Matchball für die Verhaltensforschung

Die biologische Verhaltensforschung (Ethologie), etabliert durch Konrad Lorenz, Niko Tinbergen, Irenäus Eibl-Eibesfeld, um nur einige wissenschaftliche Größen dieser Disziplin zu nennen, ist seit den 80er Jahren ganz zu Unrecht aus der öffentlichen Wahrnehmung verschwunden. Was sicher ein Gutteil des intellektuellen und medialen Mainstreams diesem Wissenschaftszweig sehr übel genommen hat, waren die schlüssigen Erklärungsmuster, die die Ethologie nicht nur für tierisches, sondern auch für menschliches Verhalten bietet. Es ging wohl so Manchem gegen den Strich, dass seine protzigen Autokäufe, seine peinliche Blondinenvorliebe im Greisenalter oder sein lautes und prahlerisches Auftreten von biologischen Verhaltensforschern kühl in eine Reihe mit dem Balzverhalten von Stichlingen bis Hirschen gestellt wurde, Vergleiche mit Gorillas („Silberrücken“) inklusive.

Die Erkenntnisse über die instinkthafte Getriebenheit des Menschen zählen zu den „Freudschen Kränkungen“, die viele Menschen am liebsten mit Verdrängung beantworten. Dazu gehört auch das Nicht-wahrhaben-Wollen der engen Verwandtschaft der Spezies Mensch mit der Spezies Affe.

Doch die Ethologie hat für menschliches Verhalten eine Vielzahl an Mustern und Antrieben darlegen können, nicht nur beim Paarungsverhalten, sondern auch beim Aggressionsverhalten. Was heute die Welt so erschüttert und vollkommen überrascht hat, wie unsere Politiker und Wirtschaftslenker nicht müde werden zu betonen, Putins Angriff auf ein friedliches Nachbarland, könnte die Ethologie ganz leicht erklären. Sie hätte ihn womöglich vorhersagen können (aber gibt es noch Verhaltensforscher in der öffentlichen Wahrnehmung?). Aus ethologischer Sicht war Putins Krieg absehbar, denn: Was war kurz vorher geschehen? Man hatte Russland bei den Olympischen Winterspielen wieder einmal ausgebremst, seine Athleten traten nur unter der Flagge des russischen olympischen Komitees auf – keine Nationalhymne, wenig patriotisches Brimborium für Russland. Aus guten Gründen, würden Sportler und Sportfunktionäre sagen.

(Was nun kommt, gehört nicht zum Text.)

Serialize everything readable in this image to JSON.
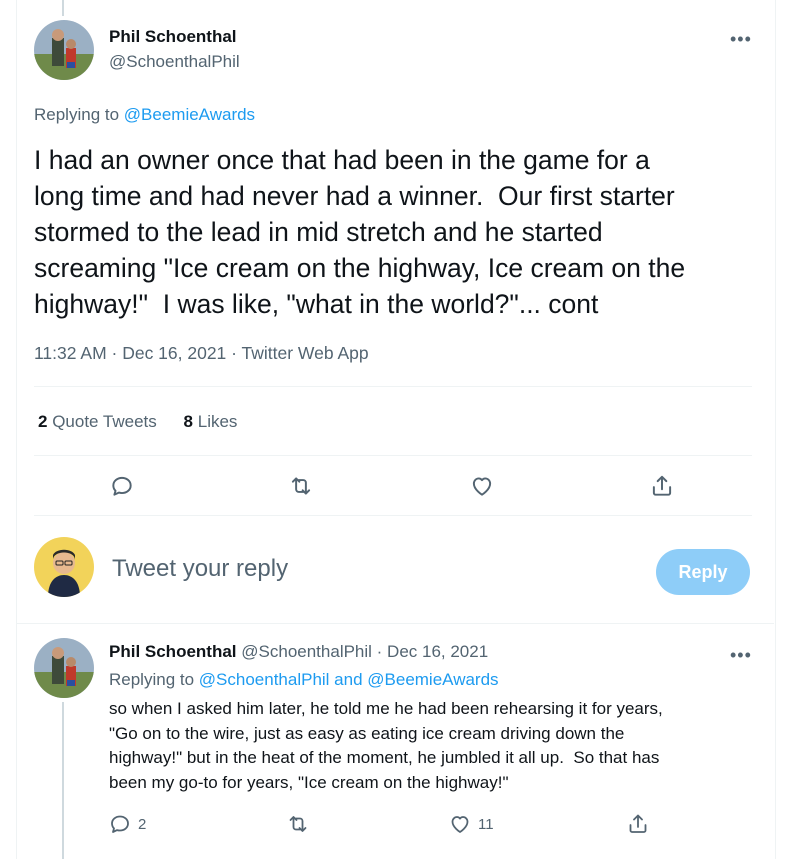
{
  "main_tweet": {
    "author_name": "Phil Schoenthal",
    "author_handle": "@SchoenthalPhil",
    "more_label": "•••",
    "replying_prefix": "Replying to ",
    "replying_to": "@BeemieAwards",
    "text": "I had an owner once that had been in the game for a\nlong time and had never had a winner.  Our first starter\nstormed to the lead in mid stretch and he started\nscreaming \"Ice cream on the highway, Ice cream on the\nhighway!\"  I was like, \"what in the world?\"... cont",
    "timestamp": "11:32 AM · Dec 16, 2021 · Twitter Web App",
    "quote_tweets_count": "2",
    "quote_tweets_label": "Quote Tweets",
    "likes_count": "8",
    "likes_label": "Likes",
    "actions": [
      "reply-icon",
      "retweet-icon",
      "like-icon",
      "share-icon"
    ]
  },
  "reply_box": {
    "placeholder": "Tweet your reply",
    "button_label": "Reply",
    "button_color": "#8ecdf8"
  },
  "reply_tweet": {
    "author_name": "Phil Schoenthal",
    "author_handle": "@SchoenthalPhil",
    "separator": " · ",
    "date": "Dec 16, 2021",
    "more_label": "•••",
    "replying_prefix": "Replying to ",
    "replying_to_1": "@SchoenthalPhil",
    "replying_and": " and ",
    "replying_to_2": "@BeemieAwards",
    "text": "so when I asked him later, he told me he had been rehearsing it for years,\n\"Go on to the wire, just as easy as eating ice cream driving down the\nhighway!\" but in the heat of the moment, he jumbled it all up.  So that has\nbeen my go-to for years, \"Ice cream on the highway!\"",
    "reply_count": "2",
    "retweet_count": "",
    "like_count": "11"
  },
  "colors": {
    "accent": "#1d9bf0",
    "secondary_text": "#536471",
    "text": "#0f1419"
  }
}
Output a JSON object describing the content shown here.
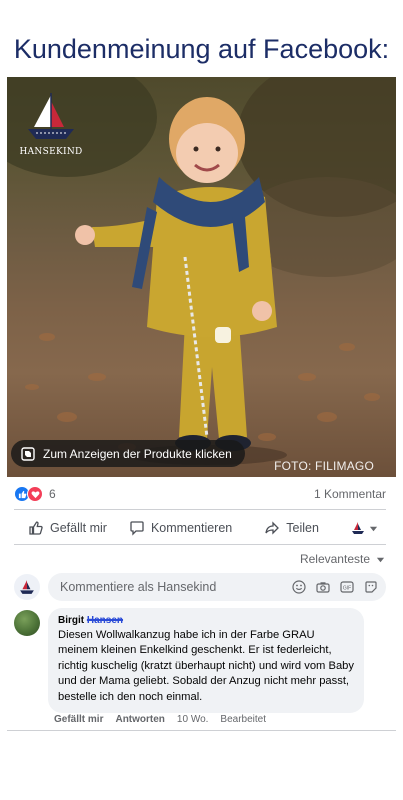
{
  "headline": "Kundenmeinung auf Facebook:",
  "post_image": {
    "brand_name": "HANSEKIND",
    "product_tag_label": "Zum Anzeigen der Produkte klicken",
    "photo_credit": "FOTO: FILIMAGO"
  },
  "reactions": {
    "count": "6",
    "comments_count": "1 Kommentar",
    "like_color": "#1877f2",
    "love_color": "#f33e58"
  },
  "actions": {
    "like": "Gefällt mir",
    "comment": "Kommentieren",
    "share": "Teilen"
  },
  "comments_sort": "Relevanteste",
  "compose": {
    "placeholder": "Kommentiere als Hansekind"
  },
  "comment": {
    "author_first": "Birgit",
    "author_last_redacted": "Hansen",
    "text": "Diesen Wollwalkanzug habe ich in der Farbe GRAU meinem kleinen Enkelkind geschenkt. Er ist federleicht, richtig kuschelig (kratzt überhaupt nicht) und wird vom Baby und der Mama geliebt. Sobald der Anzug nicht mehr passt, bestelle ich den noch einmal.",
    "like": "Gefällt mir",
    "reply": "Antworten",
    "age": "10 Wo.",
    "edited": "Bearbeitet"
  }
}
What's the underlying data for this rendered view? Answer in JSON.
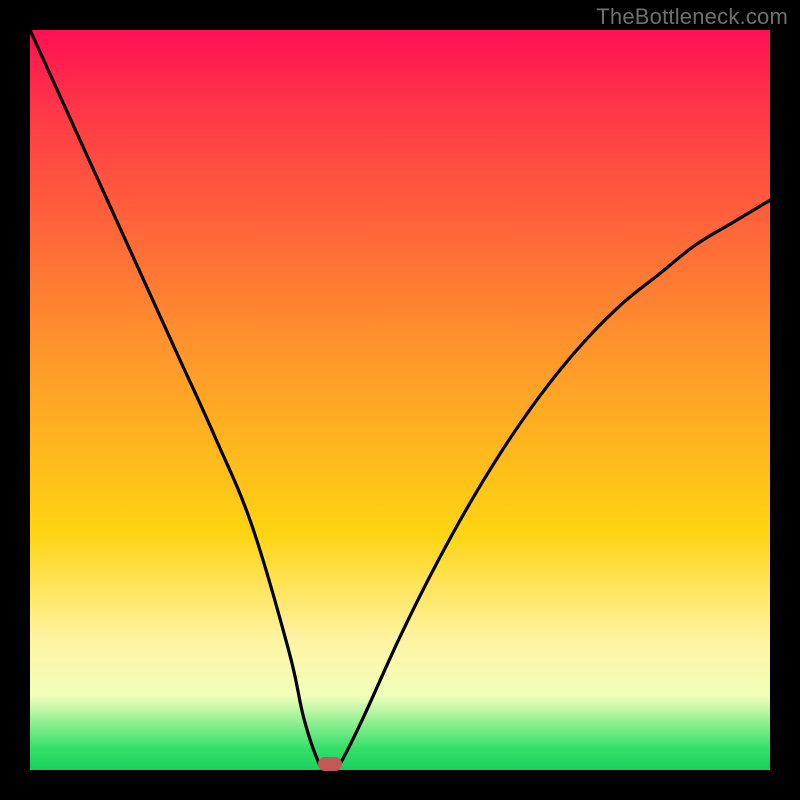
{
  "watermark": "TheBottleneck.com",
  "colors": {
    "top": "#ff1054",
    "red": "#ff3b46",
    "orange": "#ff9a2a",
    "yellow": "#ffd412",
    "pale": "#fff3a0",
    "pale2": "#f1ffbc",
    "green": "#35e06a",
    "green2": "#18d05b",
    "curve": "#000000",
    "marker": "#c15a54"
  },
  "chart_data": {
    "type": "line",
    "title": "",
    "xlabel": "",
    "ylabel": "",
    "xlim": [
      0,
      100
    ],
    "ylim": [
      0,
      100
    ],
    "series": [
      {
        "name": "bottleneck-curve",
        "x": [
          0,
          5,
          10,
          15,
          20,
          25,
          30,
          35,
          37,
          39,
          40,
          41,
          42,
          45,
          50,
          55,
          60,
          65,
          70,
          75,
          80,
          85,
          90,
          95,
          100
        ],
        "y": [
          100,
          89,
          78,
          67,
          56,
          45,
          33,
          16,
          7,
          1,
          0,
          0,
          1,
          7,
          18,
          28,
          37,
          45,
          52,
          58,
          63,
          67,
          71,
          74,
          77
        ]
      }
    ],
    "marker": {
      "x": 40.5,
      "y": 0.8
    },
    "notes": "V-shaped curve with minimum near x≈40; left branch reaches y=100 at x=0, right branch rises to y≈77 at x=100. Values estimated from pixel geometry."
  }
}
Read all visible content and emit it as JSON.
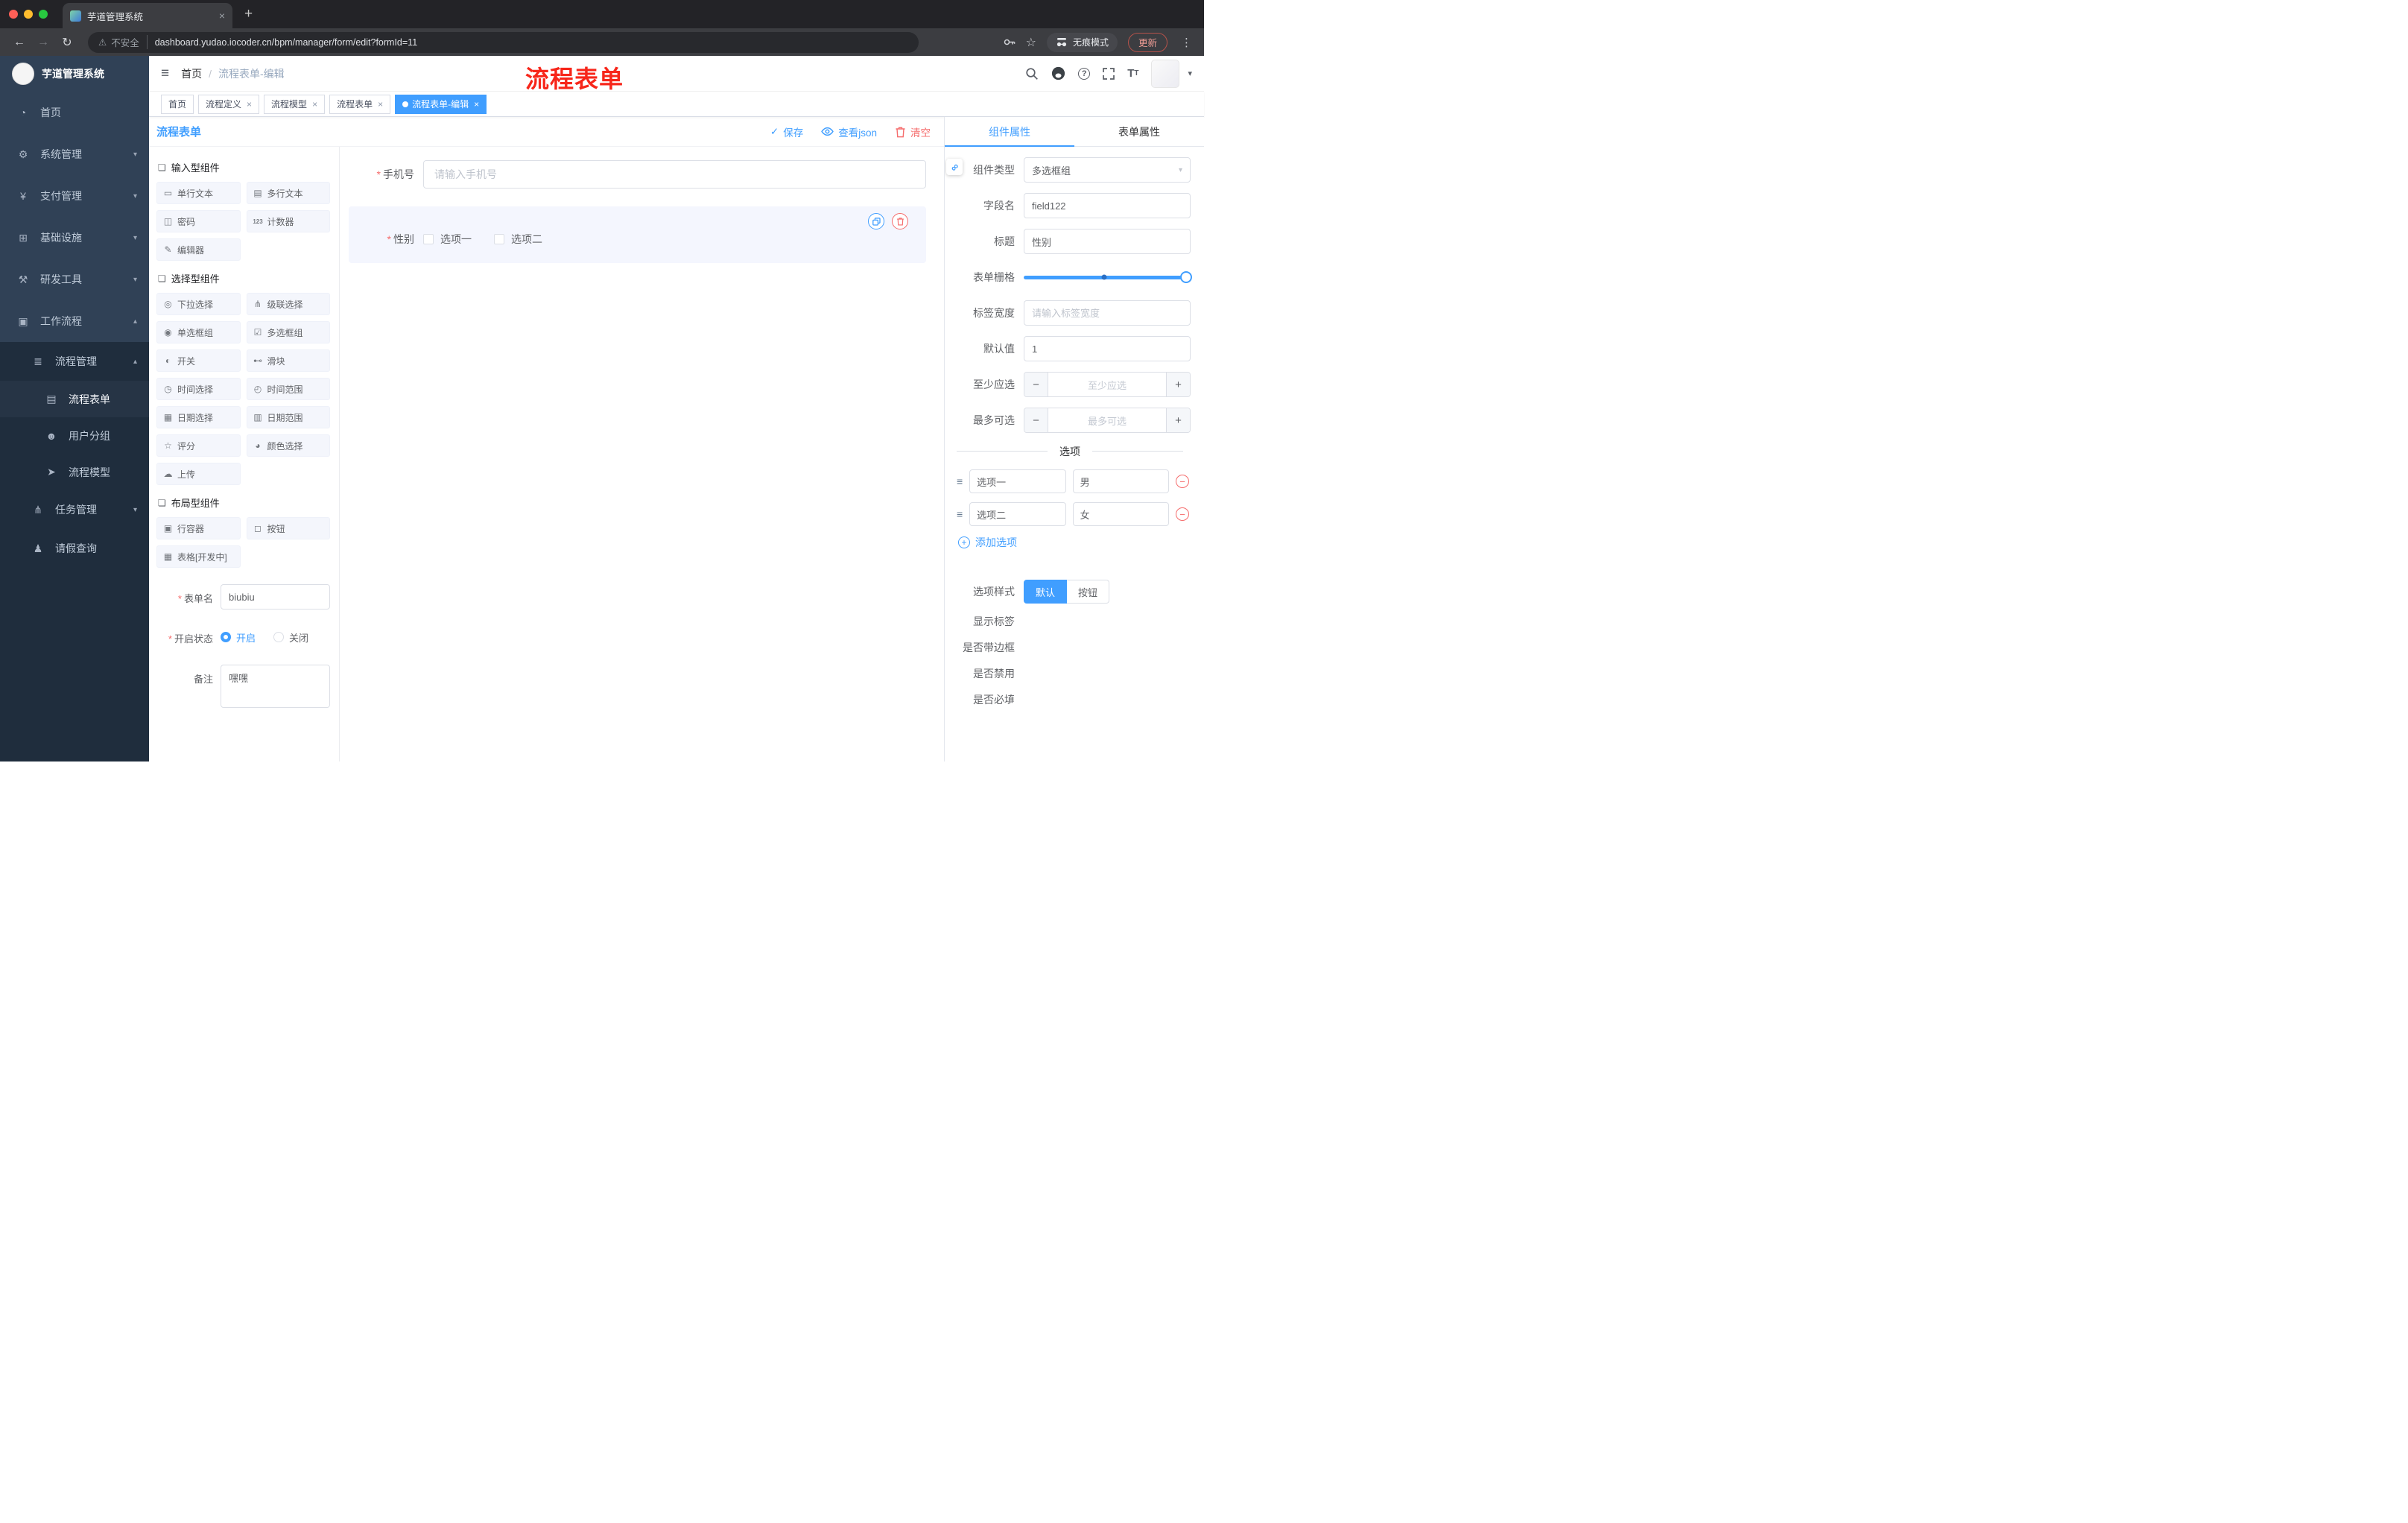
{
  "browser": {
    "tab_title": "芋道管理系统",
    "security_label": "不安全",
    "url": "dashboard.yudao.iocoder.cn/bpm/manager/form/edit?formId=11",
    "incognito_label": "无痕模式",
    "update_label": "更新"
  },
  "header": {
    "brand": "芋道管理系统",
    "breadcrumb_home": "首页",
    "breadcrumb_current": "流程表单-编辑",
    "annotation": "流程表单"
  },
  "tags": [
    {
      "label": "首页"
    },
    {
      "label": "流程定义"
    },
    {
      "label": "流程模型"
    },
    {
      "label": "流程表单"
    },
    {
      "label": "流程表单-编辑"
    }
  ],
  "sidebar": [
    {
      "label": "首页",
      "glyph": "◔"
    },
    {
      "label": "系统管理",
      "glyph": "⚙"
    },
    {
      "label": "支付管理",
      "glyph": "¥"
    },
    {
      "label": "基础设施",
      "glyph": "⊞"
    },
    {
      "label": "研发工具",
      "glyph": "⚒"
    },
    {
      "label": "工作流程",
      "glyph": "▣"
    },
    {
      "label": "流程管理",
      "glyph": "≣"
    },
    {
      "label": "流程表单",
      "glyph": "▤"
    },
    {
      "label": "用户分组",
      "glyph": "☻"
    },
    {
      "label": "流程模型",
      "glyph": "➤"
    },
    {
      "label": "任务管理",
      "glyph": "⋔"
    },
    {
      "label": "请假查询",
      "glyph": "♟"
    }
  ],
  "dtoolbar": {
    "title": "流程表单",
    "save": "保存",
    "view_json": "查看json",
    "clear": "清空"
  },
  "palette": {
    "sections": [
      {
        "title": "输入型组件"
      },
      {
        "title": "选择型组件"
      },
      {
        "title": "布局型组件"
      }
    ],
    "input_items": [
      {
        "label": "单行文本",
        "glyph": "▭"
      },
      {
        "label": "多行文本",
        "glyph": "▤"
      },
      {
        "label": "密码",
        "glyph": "◫"
      },
      {
        "label": "计数器",
        "glyph": "123"
      },
      {
        "label": "编辑器",
        "glyph": "✎"
      }
    ],
    "select_items": [
      {
        "label": "下拉选择",
        "glyph": "◎"
      },
      {
        "label": "级联选择",
        "glyph": "⋔"
      },
      {
        "label": "单选框组",
        "glyph": "◉"
      },
      {
        "label": "多选框组",
        "glyph": "☑"
      },
      {
        "label": "开关",
        "glyph": "◐"
      },
      {
        "label": "滑块",
        "glyph": "⊷"
      },
      {
        "label": "时间选择",
        "glyph": "◷"
      },
      {
        "label": "时间范围",
        "glyph": "◴"
      },
      {
        "label": "日期选择",
        "glyph": "▦"
      },
      {
        "label": "日期范围",
        "glyph": "▥"
      },
      {
        "label": "评分",
        "glyph": "☆"
      },
      {
        "label": "颜色选择",
        "glyph": "◕"
      },
      {
        "label": "上传",
        "glyph": "☁"
      }
    ],
    "layout_items": [
      {
        "label": "行容器",
        "glyph": "▣"
      },
      {
        "label": "按钮",
        "glyph": "◻"
      },
      {
        "label": "表格[开发中]",
        "glyph": "▦"
      }
    ]
  },
  "meta_form": {
    "name_label": "表单名",
    "name_value": "biubiu",
    "status_label": "开启状态",
    "status_on": "开启",
    "status_off": "关闭",
    "remark_label": "备注",
    "remark_value": "嘿嘿"
  },
  "canvas": {
    "phone_label": "手机号",
    "phone_placeholder": "请输入手机号",
    "gender_label": "性别",
    "gender_opt1": "选项一",
    "gender_opt2": "选项二"
  },
  "props": {
    "tab_component": "组件属性",
    "tab_form": "表单属性",
    "rows": {
      "type_label": "组件类型",
      "type_value": "多选框组",
      "field_label": "字段名",
      "field_value": "field122",
      "title_label": "标题",
      "title_value": "性别",
      "grid_label": "表单栅格",
      "width_label": "标签宽度",
      "width_placeholder": "请输入标签宽度",
      "default_label": "默认值",
      "default_value": "1",
      "min_label": "至少应选",
      "min_placeholder": "至少应选",
      "max_label": "最多可选",
      "max_placeholder": "最多可选"
    },
    "options_divider": "选项",
    "options": [
      {
        "name": "选项一",
        "value": "男"
      },
      {
        "name": "选项二",
        "value": "女"
      }
    ],
    "add_option": "添加选项",
    "style_label": "选项样式",
    "style_default": "默认",
    "style_button": "按钮",
    "switch_rows": [
      {
        "label": "显示标签",
        "on": true
      },
      {
        "label": "是否带边框",
        "on": false
      },
      {
        "label": "是否禁用",
        "on": false
      },
      {
        "label": "是否必填",
        "on": true
      }
    ]
  },
  "icons": {
    "hamburger": "≡",
    "chev_down": "▾",
    "chev_up": "▴",
    "close": "×",
    "plus": "+",
    "back": "←",
    "forward": "→",
    "reload": "↻",
    "warning": "⚠",
    "star": "☆",
    "dots": "⋮",
    "check": "✓",
    "slash": "/",
    "asterisk": "*",
    "sec": "❏",
    "minus": "−",
    "drag": "≡",
    "link": "∞",
    "caret": "▾",
    "question": "?",
    "text_big": "T",
    "text_small": "T"
  }
}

Doch was ist seit langem eine der wichtigsten Funktionen internationaler Sportereignisse? Ja, genau, es geht um die „Ventilfunktion“ des Sports. Wo früher grölende Horden aufeinander einstürmten und -prügelten, um es dem Feind so richtig zu zeigen, da sind seit dem 20. Jahrhundert in der Regel nur Fußballmannschaften oder andere Athleten vor gut gefüllten Publikumsrängen nötig. Der lautstarke Wettkampf wird im Stadion ausgetragen. Im Großen und Ganzen hat der Sport, besonders der Mannschaftssport, ganz besonders der (Männer-)Fußballsport das übernommen, was unseren Vorfahren das Keuleschwingen und Den-Gegner-zu-Boden-Brüllen gewesen sein muss. Bei einem guten Fussballspiel schreien sich die Fans im Idealfall die Seele aus dem Hals und gehen anschließend zufrieden, weil abreagiert, nach Hause. Und für diktatorische Regimes war ein gutes Abschneiden der landeseigenen Sportler stets ein ganz wichtiger Aspekt ihres Stolzes und Selbstbildes. Nun spielt die russische Fussball-Nationalmannschaft leider keine nennenswerte Rolle im internationalen Fussball. Und irgendein Gremium hat tragischerweise Putins Russland die Teilnahme am großen Renommierwettbewerb Olympia vergrätzt. Was ist die Folge? Bingo! Der Mann macht Krieg, weil sein Ego nun nicht mehr durch den Sporterfolg „seiner“ Mannschaften und Athleten blühen kann. Kein Wunder also.

Hört auf die Ethologie, möchte man sagen, dann wäre die Welt ein besserer Ort. SUVs wären als reine Silberrückenautos verboten oder lächerlich, 20jährige Blondinen im Cabrio des midlifekriselnden Glatzkopfes einfach nur lächerlich (ok, das sind sie schon jetzt), und es gäbe keine Kriege mehr: Eher ertragen wir wohl die gedopten, bärtigen Mannweiber und hypermuskulären Kolosse des russischen Sports, als dass wir noch jemals wieder Zeugen des Überfalls auf ein friedliches Land werden möchten, nur weil ein frustrierter Diktator keinen anderen Weg sah, noch einmal den großen Macker zu geben.